A FICO score is a review of your years of credit history based on an instrument developed by Fair Isaac and Company. Most people traditionally have a score of 650, but scores range from 300 to 850. In recent years, however, some people have seen their score drop dramatically because of job loss, closed credit card accounts, or credit card accounts that were closed because they don't carry a balance. Some of the pieces in calculating your FICO score are:
- Types of Credit — Do you have a healthy mix of loans and credit cards?
- Payment History — How many months do you make late payments?
- Credit to Debt Ratio — How much do you owe versus your available credit?
- Credit Inquiries — Do you have too many open accounts?
When you apply for a mortgage or any other loan, lenders want to make sure that extending a loan to you isn't a risk. Your FICO score gives lenders a view of what type of borrower you'll be based solely on your credit history. Because of the shift in the economy, most home buyers should have scores in the range of 700 or higher to get an acceptable interest rate. If your score is less than that, you can still qualify for a loan, but the interest accrued in the long run could be more than double that of someone with a higher credit score.
We're used to working with all tiers of credit history. Contact us and we can help you get on the right track to the home of your dreams.
There are plans to improve your score. Improving your FICO score takes time. It can be difficult to make a large-scale change in your credit score with quick fixes, but your score can improve in a year by monitoring your credit report and by wisely using credit. The most important thing is to know your FICO score. You'll improve your credit score by using these tips:
- Ensure that your credit history is correct. If you discover incorrect items on your credit report, write to the bureau asking that the item be removed. If you have a common name or the same name as a family member, you'll want to pay extra attention to make sure the activity reported is correct.
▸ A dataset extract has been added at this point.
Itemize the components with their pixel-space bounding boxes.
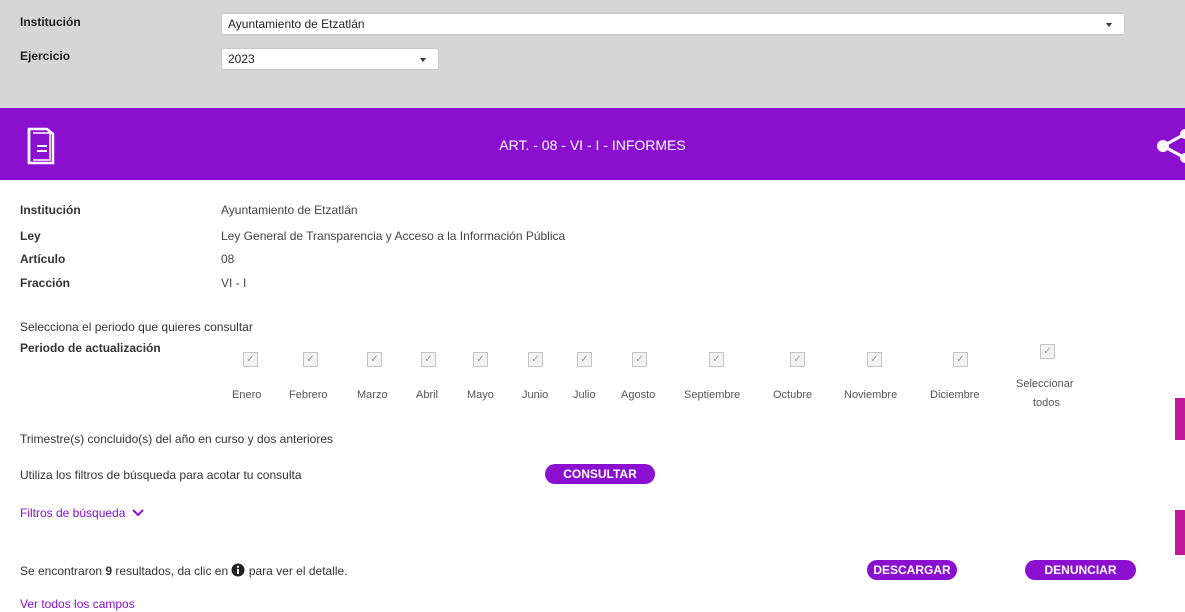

- Spread your debt around. At first, this doesn't seem like a good idea. But, you steer clear of having one card that is at the limit and have your remaining cards at a zero balance. It's better to have each of your cards at about 20% of their credit limit than to have all of your debt transferred to one card.
- Apply for service station cards or department store credit. For those who have no credit or less-than-stellar credit, chain store credit cards and gas credit cards are ways to get credit, increase your spending limits and have a solid payment history, which will raise your FICO score. You must always beware of maintaining a high balance for more than a couple of billing cycles because these types of cards more than likely have a surprisingly high interest rate.
- Don't let your cards get dusty. Whether you have older cards, or are just getting started with credit, be sure to use your cards so that your accounts stay active. But, make sure you pay them off in no more than two or three payments.
- Pay on time. Payment history is a big factor in your FICO score. It's where people who have recently experienced job loss see the biggest dip in their credit score. Yes, it takes longer to rebuild your credit this way, but it's the most reliable way to show that you're able to make payments to a lender.
Now that you know more about credit reporting, you'll be able to successfully take the first step in owning a home, and that is improving your FICO score. Know that when it's time to apply for a loan to purchase a house, you'll want to keep your credit inquiries within a two-week window to avoid damaging your credit score. With the help of Metro Properties, the loan application process is sure to go more smoothly so you, too, can achieve home ownership.
Learn more about FICO scores at myFICO.com, Fair Isaac's informational site and review your credit history for free at annualcreditreport.com. And, for a small payment, you can get your FICO score from each bureau on their websites: equifax.com, experian.com and transunion.com.